Still, transporting these from the producers to warehouses and markets is a constant headache as the ageing Soviet trucks are now falling apart and are fuel-inefficient.
A deal with an Italian engine manufacturer fell foul of the infamous US blockade, but China and Korea have now stepped in to fill the breach.
According to Guevara, with her medical expertise, bad eating habits and overconsumption have been a persistent problem.
A sustained consumer information campaign reversed the negative trend of frowning on fish and vegetables and their consumption has increased markedly.
As a rank-and-file communist, Guevara puts to rest a commonly held misconception about the role of the Communist Party of Cuba.
The party does not stand candidates in any elections. Those are freely put forward locally by the community, she explains, adding with a chuckle: ‘Had Cuba’s enemies been more intelligent they could have used the openness of our system to their advantage.’
Changes in Cuba are fast and furious. Some of the catalysts for change are receiving a lot of media attention and Mariella Castro Espin, who like Guevara is a daughter of prominent revolutionaries, is one such case.
She’s fronting a campaign aimed at ‘combating the still entrenched ‘machismo’ in our society,’ says Guevara.
‘This will be a sustained process of popular education promoting varied sexual relations as among the most beautiful of human experiences,’ she explains.
‘Homosexuality was, over the centuries, stigmatised by the Catholic church as a biological aberration and a sin to boot. This will take time to correct.
‘But change does come. Mariella’s mother Vilma Espin worked with the Federation of Cuban Women in the 1960s and ’70s to alter sexist attitudes. Today, 60 per cent of Cuban professionals are women – a great achievement of the revolution,’ says Guevara proudly.
Then there is the contentious issue of tourism.
‘On the one hand, we were all of a sudden exposed to consumer societies which brought the malaise of prostitution, drugs and corruption,’ she admits.
‘But on the other, visitors have been learning about us and now take a critical view of the media barrage against us. In economic terms, it has provided a vital income during the ‘special period’ era.’
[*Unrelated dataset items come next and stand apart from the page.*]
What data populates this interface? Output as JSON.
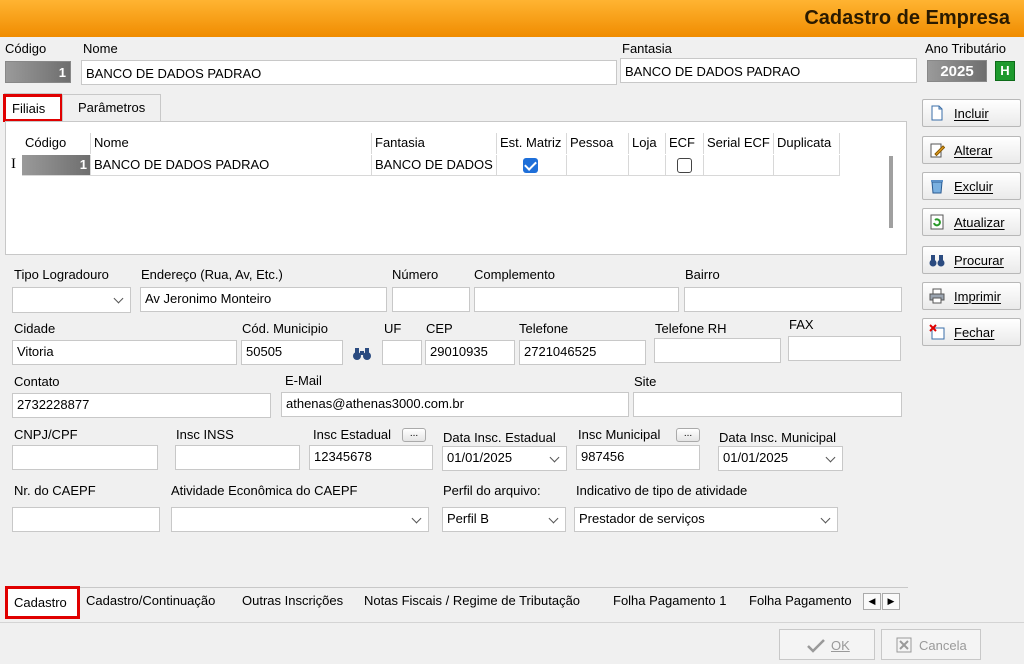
{
  "window": {
    "title": "Cadastro de Empresa"
  },
  "header": {
    "codigo_label": "Código",
    "codigo_value": "1",
    "nome_label": "Nome",
    "nome_value": "BANCO DE DADOS PADRAO",
    "fantasia_label": "Fantasia",
    "fantasia_value": "BANCO DE DADOS PADRAO",
    "ano_label": "Ano Tributário",
    "ano_value": "2025",
    "ano_button": "H"
  },
  "top_tabs": [
    "Filiais",
    "Parâmetros"
  ],
  "grid": {
    "headers": [
      "Código",
      "Nome",
      "Fantasia",
      "Est. Matriz",
      "Pessoa",
      "Loja",
      "ECF",
      "Serial ECF",
      "Duplicata"
    ],
    "row": {
      "codigo": "1",
      "nome": "BANCO DE DADOS PADRAO",
      "fantasia": "BANCO DE DADOS PADRAO",
      "est_matriz": true,
      "ecf": false
    },
    "row_indicator": "I"
  },
  "form": {
    "tipo_logradouro": {
      "label": "Tipo Logradouro",
      "value": ""
    },
    "endereco": {
      "label": "Endereço (Rua, Av,  Etc.)",
      "value": "Av Jeronimo Monteiro"
    },
    "numero": {
      "label": "Número",
      "value": ""
    },
    "complemento": {
      "label": "Complemento",
      "value": ""
    },
    "bairro": {
      "label": "Bairro",
      "value": ""
    },
    "cidade": {
      "label": "Cidade",
      "value": "Vitoria"
    },
    "cod_municipio": {
      "label": "Cód. Municipio",
      "value": "50505"
    },
    "uf": {
      "label": "UF",
      "value": ""
    },
    "cep": {
      "label": "CEP",
      "value": "29010935"
    },
    "telefone": {
      "label": "Telefone",
      "value": "2721046525"
    },
    "telefone_rh": {
      "label": "Telefone RH",
      "value": ""
    },
    "fax": {
      "label": "FAX",
      "value": ""
    },
    "contato": {
      "label": "Contato",
      "value": "2732228877"
    },
    "email": {
      "label": "E-Mail",
      "value": "athenas@athenas3000.com.br"
    },
    "site": {
      "label": "Site",
      "value": ""
    },
    "cnpj": {
      "label": "CNPJ/CPF",
      "value": ""
    },
    "insc_inss": {
      "label": "Insc INSS",
      "value": ""
    },
    "insc_estadual": {
      "label": "Insc Estadual",
      "value": "12345678",
      "btn": "..."
    },
    "data_insc_estadual": {
      "label": "Data Insc. Estadual",
      "value": "01/01/2025"
    },
    "insc_municipal": {
      "label": "Insc Municipal",
      "value": "987456",
      "btn": "..."
    },
    "data_insc_municipal": {
      "label": "Data Insc. Municipal",
      "value": "01/01/2025"
    },
    "caepf": {
      "label": "Nr. do CAEPF",
      "value": ""
    },
    "atividade_caepf": {
      "label": "Atividade Econômica do CAEPF",
      "value": ""
    },
    "perfil": {
      "label": "Perfil do arquivo:",
      "value": "Perfil B"
    },
    "indicativo": {
      "label": "Indicativo de tipo de atividade",
      "value": "Prestador de serviços"
    }
  },
  "bottom_tabs": [
    "Cadastro",
    "Cadastro/Continuação",
    "Outras Inscrições",
    "Notas Fiscais / Regime de Tributação",
    "Folha Pagamento 1",
    "Folha Pagamento"
  ],
  "side_buttons": [
    "Incluir",
    "Alterar",
    "Excluir",
    "Atualizar",
    "Procurar",
    "Imprimir",
    "Fechar"
  ],
  "footer": {
    "ok": "OK",
    "cancel": "Cancela"
  },
  "colors": {
    "title_bar": "#f5a623",
    "highlight": "#e00000",
    "check": "#1e6fd9"
  }
}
I couldn’t leave without asking her opinion of President Obama.
‘His problem is that he begins things that he doesn’t actually finish,’ Guevara says. ‘Look at the Guantanamo naval base prison – it is still there despite all kinds of promises.
‘And what about the illegality of the occupation of Cuban land? The last agreement was signed in 1904 and these, in international law, become void if not extended after 100 years.’
She is outraged further by the US Supreme Court’s hypocritical refusal to review the case of the Miami Five, who acted in good will against US-based anti-Cuban terrorists.
Guevara passionately believes that the only way forward is to demonstrate utmost unity and cohesion in the face of US aggression and obstinacy.
She alludes to the tenacious and imaginative work of Britain’s Cuba Solidarity Campaign as an exemplary achievement.
As I bid farewell, Guevara leaves for the British Museum, a treat postponed innumerable times by the tight political schedules of her previous visits.